Saturday, November 26, 2005

The Judgment of Paris, This Time at Home - New York Times

The Judgment of Paris, This Time at Home - New York Times: "It wasn't nearly as much fun in Paris in 1976, the scene of the most famous tasting gotcha of all time. Back then, nine French judges, including some of the top names in the French wine and food establishment, were given 20 wines to taste blind, 10 white and 10 red. Of the whites, all made from the chardonnay grape, five were Burgundy and five California. The reds, all cabernet sauvignon or cabernet blends, were likewise divided between Bordeaux and California.
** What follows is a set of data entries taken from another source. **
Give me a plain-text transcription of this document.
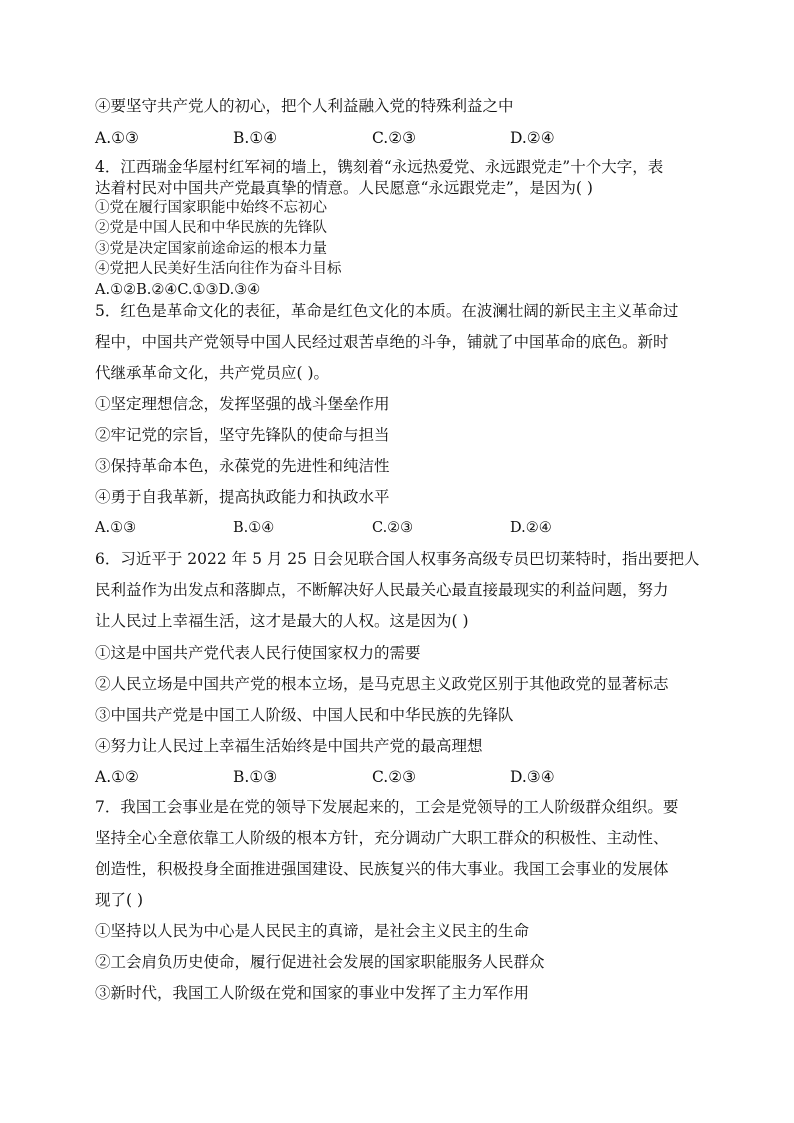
④要坚守共产党人的初心，把个人利益融入党的特殊利益之中
A.①③	B.①④	C.②③	D.②④
4．江西瑞金华屋村红军祠的墙上，镌刻着“永远热爱党、永远跟党走”十个大字，表
达着村民对中国共产党最真挚的情意。人民愿意“永远跟党走”，是因为( )
①党在履行国家职能中始终不忘初心
②党是中国人民和中华民族的先锋队
③党是决定国家前途命运的根本力量
④党把人民美好生活向往作为奋斗目标
A.①②B.②④C.①③D.③④
5．红色是革命文化的表征，革命是红色文化的本质。在波澜壮阔的新民主主义革命过
程中，中国共产党领导中国人民经过艰苦卓绝的斗争，铺就了中国革命的底色。新时
代继承革命文化，共产党员应( )。
①坚定理想信念，发挥坚强的战斗堡垒作用
②牢记党的宗旨，坚守先锋队的使命与担当
③保持革命本色，永葆党的先进性和纯洁性
④勇于自我革新，提高执政能力和执政水平
A.①③	B.①④	C.②③	D.②④
6．习近平于 2022 年 5 月 25 日会见联合国人权事务高级专员巴切莱特时，指出要把人
民利益作为出发点和落脚点，不断解决好人民最关心最直接最现实的利益问题，努力
让人民过上幸福生活，这才是最大的人权。这是因为( )
①这是中国共产党代表人民行使国家权力的需要
②人民立场是中国共产党的根本立场，是马克思主义政党区别于其他政党的显著标志
③中国共产党是中国工人阶级、中国人民和中华民族的先锋队
④努力让人民过上幸福生活始终是中国共产党的最高理想
A.①②	B.①③	C.②③	D.③④
7．我国工会事业是在党的领导下发展起来的，工会是党领导的工人阶级群众组织。要
坚持全心全意依靠工人阶级的根本方针，充分调动广大职工群众的积极性、主动性、
创造性，积极投身全面推进强国建设、民族复兴的伟大事业。我国工会事业的发展体
现了( )
①坚持以人民为中心是人民民主的真谛，是社会主义民主的生命
②工会肩负历史使命，履行促进社会发展的国家职能服务人民群众
③新时代，我国工人阶级在党和国家的事业中发挥了主力军作用
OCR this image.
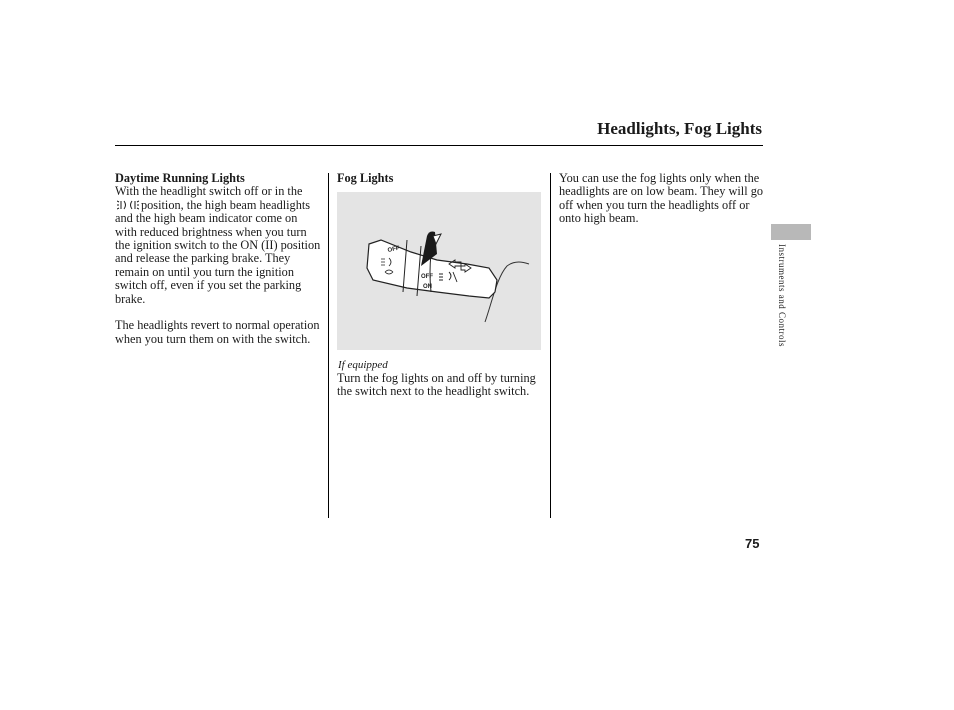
Headlights, Fog Lights
Daytime Running Lights

With the headlight switch off or in theposition, the high beam headlights and the high beam indicator come on with reduced brightness when you turn the ignition switch to the ON (II) position and release the parking brake. They remain on until you turn the ignition switch off, even if you set the parking brake.

The headlights revert to normal operation when you turn them on with the switch.

Fog Lights
OFF
OFF
ON
If equipped
Turn the fog lights on and off by turning the switch next to the headlight switch.

You can use the fog lights only when the headlights are on low beam. They will go off when you turn the headlights off or onto high beam.

Instruments and Controls
75
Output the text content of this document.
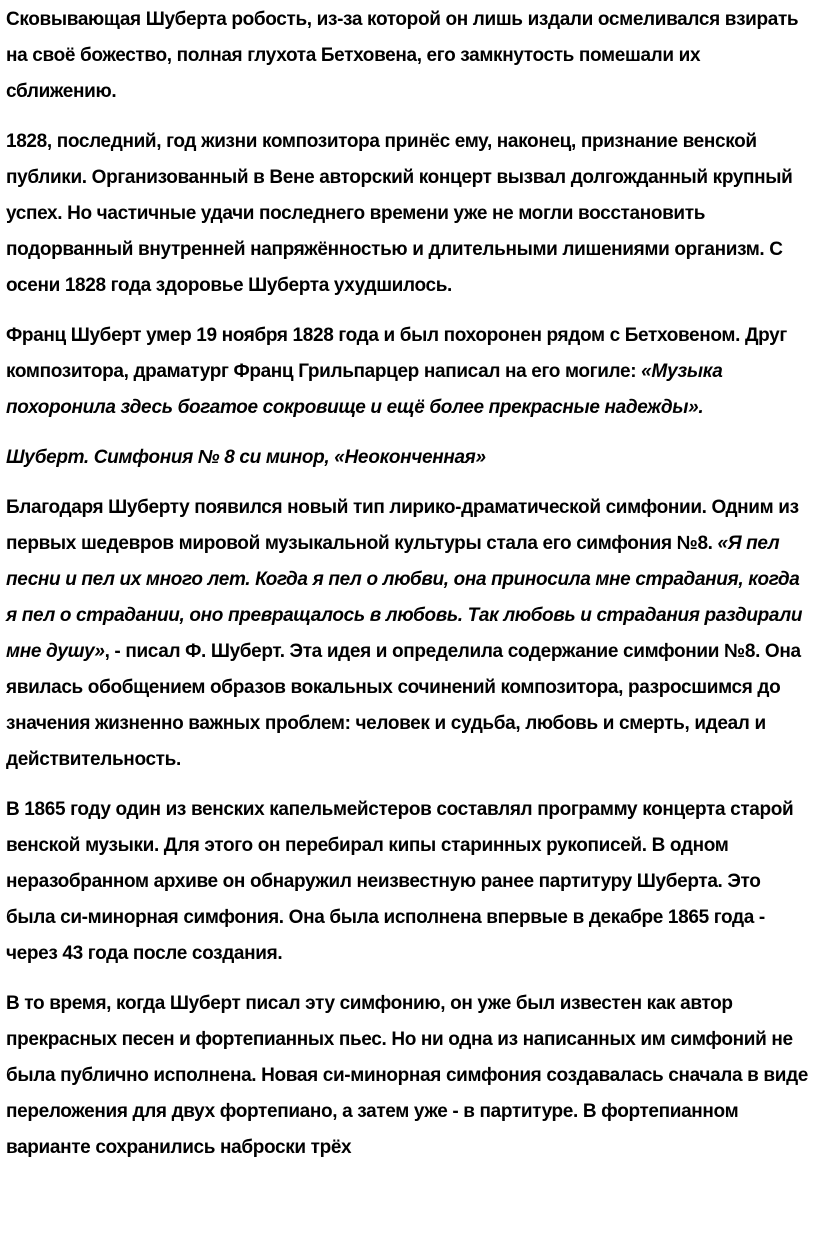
Сковывающая Шуберта робость, из-за которой он лишь издали осмеливался взирать на своё божество, полная глухота Бетховена, его замкнутость помешали их сближению.

1828, последний, год жизни композитора принёс ему, наконец, признание венской публики. Организованный в Вене авторский концерт вызвал долгожданный крупный успех. Но частичные удачи последнего времени уже не могли восстановить подорванный внутренней напряжённостью и длительными лишениями организм. С осени 1828 года здоровье Шуберта ухудшилось.

Франц Шуберт умер 19 ноября 1828 года и был похоронен рядом с Бетховеном. Друг композитора, драматург Франц Грильпарцер написал на его могиле: «Музыка похоронила здесь богатое сокровище и ещё более прекрасные надежды».

Шуберт. Симфония № 8 си минор, «Неоконченная»

Благодаря Шуберту появился новый тип лирико-драматической симфонии. Одним из первых шедевров мировой музыкальной культуры стала его симфония №8. «Я пел песни и пел их много лет. Когда я пел о любви, она приносила мне страдания, когда я пел о страдании, оно превращалось в любовь. Так любовь и страдания раздирали мне душу», - писал Ф. Шуберт. Эта идея и определила содержание симфонии №8. Она явилась обобщением образов вокальных сочинений композитора, разросшимся до значения жизненно важных проблем: человек и судьба, любовь и смерть, идеал и действительность.

В 1865 году один из венских капельмейстеров составлял программу концерта старой венской музыки. Для этого он перебирал кипы старинных рукописей. В одном неразобранном архиве он обнаружил неизвестную ранее партитуру Шуберта. Это была си-минорная симфония. Она была исполнена впервые в декабре 1865 года - через 43 года после создания.

В то время, когда Шуберт писал эту симфонию, он уже был известен как автор прекрасных песен и фортепианных пьес. Но ни одна из написанных им симфоний не была публично исполнена. Новая си-минорная симфония создавалась сначала в виде переложения для двух фортепиано, а затем уже - в партитуре. В фортепианном варианте сохранились наброски трёх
The rest, yes, is history. As has been retold countless times, most recently in George M. Taber's engrossing book 'Judgment of Paris: California vs. France and the Historic 1976 Paris Tasting That Revolutionized Wine' (Scribner, 2005), the judges were thoroughly deluded by their conviction that only French wines were capable of rapturous effect. California's reputation for wine, as far as they were concerned, was somewhere south of Sicily.

'Ah, back to France,' one judge famously sighed after tasting a Napa Valley chardonnay, while another, sniffing a Bâtard-Montrachet, declared: 'That is definitely California. It has no nose.'

When all was done, the consensus favorite wines were a 1973 chardonnay from Chateau Montelena and a 1973 cabernet sauvignon from Stag's Leap Wine Cellars, both in Napa Valley. Celebration among the Americans, consternation among the French, and for Mr. Taber, then a Time magazine reporter who was the only journalist to attend the tasting, a chance to record for posterity what might otherwise have been forgotten.

Whether, as Mr. Taber asserts, the '76 tasting revolutionized wine is highly debatable. The economic, cultural and technological forces that have shaped the globalization of the wine industry were inexorable, regardless of the results of this particular tasting.

But nobody can dispute that the 1976 tasting gave instant credibility to a nascent California wine industry at a moment when California was poised to take advantage of it. It also packed an important promotional punch for those California wineries that did well, like Stag's Leap and Montelena, and gave Mike Grgich, the winemaker at Montelena, the opportunity to form his own winery, Grgich Hills, in partnership with Austin Hills."